Robotics & Automation
Within Robotics & Automation, a broad range of activities may qualify for R&D Tax Relief where competent professionals are seeking a technological advance and the solution is not readily deducible. This can include developing or materially improving robotic cells, end-effectors and tooling, as well as resolving uncertainty in control systems, motion stability, and accuracy or repeatability under real production constraints. It may also include integrating robots with PLCs, vision and sensing, safety systems and legacy equipment where standard interfaces, communications, or timing tolerances do not deliver reliable outcomes, alongside advancing machine vision or sensing performance in variable environments such as changing lighting, reflective surfaces, occlusion, or inconsistent part presentation.
How our skillset can help you claim
The robotics and automation sector is driven by practical, system-level challenges, mixed product lines, constrained footprints, takt-time pressure, reliability targets and legacy plant integration, which often create genuine technological uncertainty beyond routine configuration. Our specialist team works directly with your engineers to identify the specific uncertainties being addressed, use test results to support the iterations made, separate qualifying development from standard installation or production activity and translate complex engineering work into a clear and compliant technical narrative supported by a defensible approach to cost capture, helping you secure funding to reinvest in further automation.
Project Examples
A technological advance could be developing a cell that can sustain throughput and positional accuracy despite frequent changeovers and inconsistent part presentation. The uncertainty typically sits in how fixturing, sensor feedback, and control logic interact to stabilise performance without reverting to manual rework.
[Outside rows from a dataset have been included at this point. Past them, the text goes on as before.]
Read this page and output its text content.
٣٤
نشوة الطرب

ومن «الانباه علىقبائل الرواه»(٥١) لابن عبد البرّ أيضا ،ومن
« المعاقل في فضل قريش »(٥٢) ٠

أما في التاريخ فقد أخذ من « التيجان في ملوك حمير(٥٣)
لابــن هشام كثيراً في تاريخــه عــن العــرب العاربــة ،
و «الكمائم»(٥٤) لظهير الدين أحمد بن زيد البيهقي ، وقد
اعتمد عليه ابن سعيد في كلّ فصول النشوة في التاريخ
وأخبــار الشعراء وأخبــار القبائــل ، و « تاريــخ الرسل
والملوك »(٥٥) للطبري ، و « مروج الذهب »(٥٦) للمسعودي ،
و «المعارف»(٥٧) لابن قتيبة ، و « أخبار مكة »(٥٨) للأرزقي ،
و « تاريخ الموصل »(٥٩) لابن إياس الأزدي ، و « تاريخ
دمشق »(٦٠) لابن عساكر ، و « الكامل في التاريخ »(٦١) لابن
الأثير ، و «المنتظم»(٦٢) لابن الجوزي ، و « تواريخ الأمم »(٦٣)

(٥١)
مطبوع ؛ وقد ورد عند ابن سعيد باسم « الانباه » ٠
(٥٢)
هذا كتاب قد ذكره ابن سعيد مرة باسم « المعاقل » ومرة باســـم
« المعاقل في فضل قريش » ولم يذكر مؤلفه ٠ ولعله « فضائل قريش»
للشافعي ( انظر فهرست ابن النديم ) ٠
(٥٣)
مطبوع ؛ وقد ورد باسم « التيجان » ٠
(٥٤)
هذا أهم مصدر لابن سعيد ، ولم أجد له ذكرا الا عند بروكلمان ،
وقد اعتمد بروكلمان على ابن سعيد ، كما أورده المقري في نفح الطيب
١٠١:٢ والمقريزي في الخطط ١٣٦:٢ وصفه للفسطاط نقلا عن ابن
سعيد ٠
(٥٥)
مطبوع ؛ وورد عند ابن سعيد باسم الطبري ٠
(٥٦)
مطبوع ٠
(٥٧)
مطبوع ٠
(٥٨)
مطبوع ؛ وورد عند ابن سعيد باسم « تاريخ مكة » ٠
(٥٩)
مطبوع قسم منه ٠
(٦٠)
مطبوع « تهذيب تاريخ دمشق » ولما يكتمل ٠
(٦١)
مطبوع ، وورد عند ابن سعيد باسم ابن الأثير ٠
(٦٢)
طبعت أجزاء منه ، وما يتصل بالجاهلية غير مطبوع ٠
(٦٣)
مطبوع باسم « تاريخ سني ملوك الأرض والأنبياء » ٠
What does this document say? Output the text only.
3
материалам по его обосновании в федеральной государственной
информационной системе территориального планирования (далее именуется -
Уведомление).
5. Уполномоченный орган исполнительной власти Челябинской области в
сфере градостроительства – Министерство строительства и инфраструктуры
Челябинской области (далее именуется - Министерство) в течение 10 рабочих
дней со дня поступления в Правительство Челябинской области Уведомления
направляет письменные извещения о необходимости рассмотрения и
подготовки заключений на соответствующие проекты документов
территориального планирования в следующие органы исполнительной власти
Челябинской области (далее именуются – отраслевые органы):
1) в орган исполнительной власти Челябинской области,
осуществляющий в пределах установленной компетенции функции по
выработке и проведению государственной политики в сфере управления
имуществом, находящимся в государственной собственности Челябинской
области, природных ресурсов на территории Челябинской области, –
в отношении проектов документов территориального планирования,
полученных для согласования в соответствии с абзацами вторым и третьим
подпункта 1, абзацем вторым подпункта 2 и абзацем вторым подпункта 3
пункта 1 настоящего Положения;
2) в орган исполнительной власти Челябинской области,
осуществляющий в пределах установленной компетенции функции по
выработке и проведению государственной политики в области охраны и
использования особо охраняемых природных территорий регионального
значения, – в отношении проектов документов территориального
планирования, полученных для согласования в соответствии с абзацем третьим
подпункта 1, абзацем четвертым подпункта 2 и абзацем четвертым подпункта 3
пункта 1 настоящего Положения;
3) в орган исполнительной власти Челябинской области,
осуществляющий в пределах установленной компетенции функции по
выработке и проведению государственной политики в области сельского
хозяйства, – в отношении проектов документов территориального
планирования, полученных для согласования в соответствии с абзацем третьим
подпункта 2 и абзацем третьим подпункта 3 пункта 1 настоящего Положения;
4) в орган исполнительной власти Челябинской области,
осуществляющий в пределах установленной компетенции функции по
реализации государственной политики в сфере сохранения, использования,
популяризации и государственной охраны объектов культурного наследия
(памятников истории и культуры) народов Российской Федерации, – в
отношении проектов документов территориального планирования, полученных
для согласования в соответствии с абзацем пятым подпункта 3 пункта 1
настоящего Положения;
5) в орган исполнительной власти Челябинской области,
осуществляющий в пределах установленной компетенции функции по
The innovation could be the integration process itself, getting robots, PLCs, safety systems and peripherals to behave as one dependable sequence when standard interfaces and timing assumptions break down. The technological advance is demonstrated through iterative analysis and fault-state testing to prove-out communications stability, sequencing integrity, and reliable recovery under production conditions.
Projects may seek to extend vision capability, so detection and measurement remain repeatable in the presence of variable lighting, reflective surfaces, occlusion and surface finish variation. The technical challenge is establishing a sensing and calibration technological process that performs at speed without unacceptable false positives/negatives as conditions drift.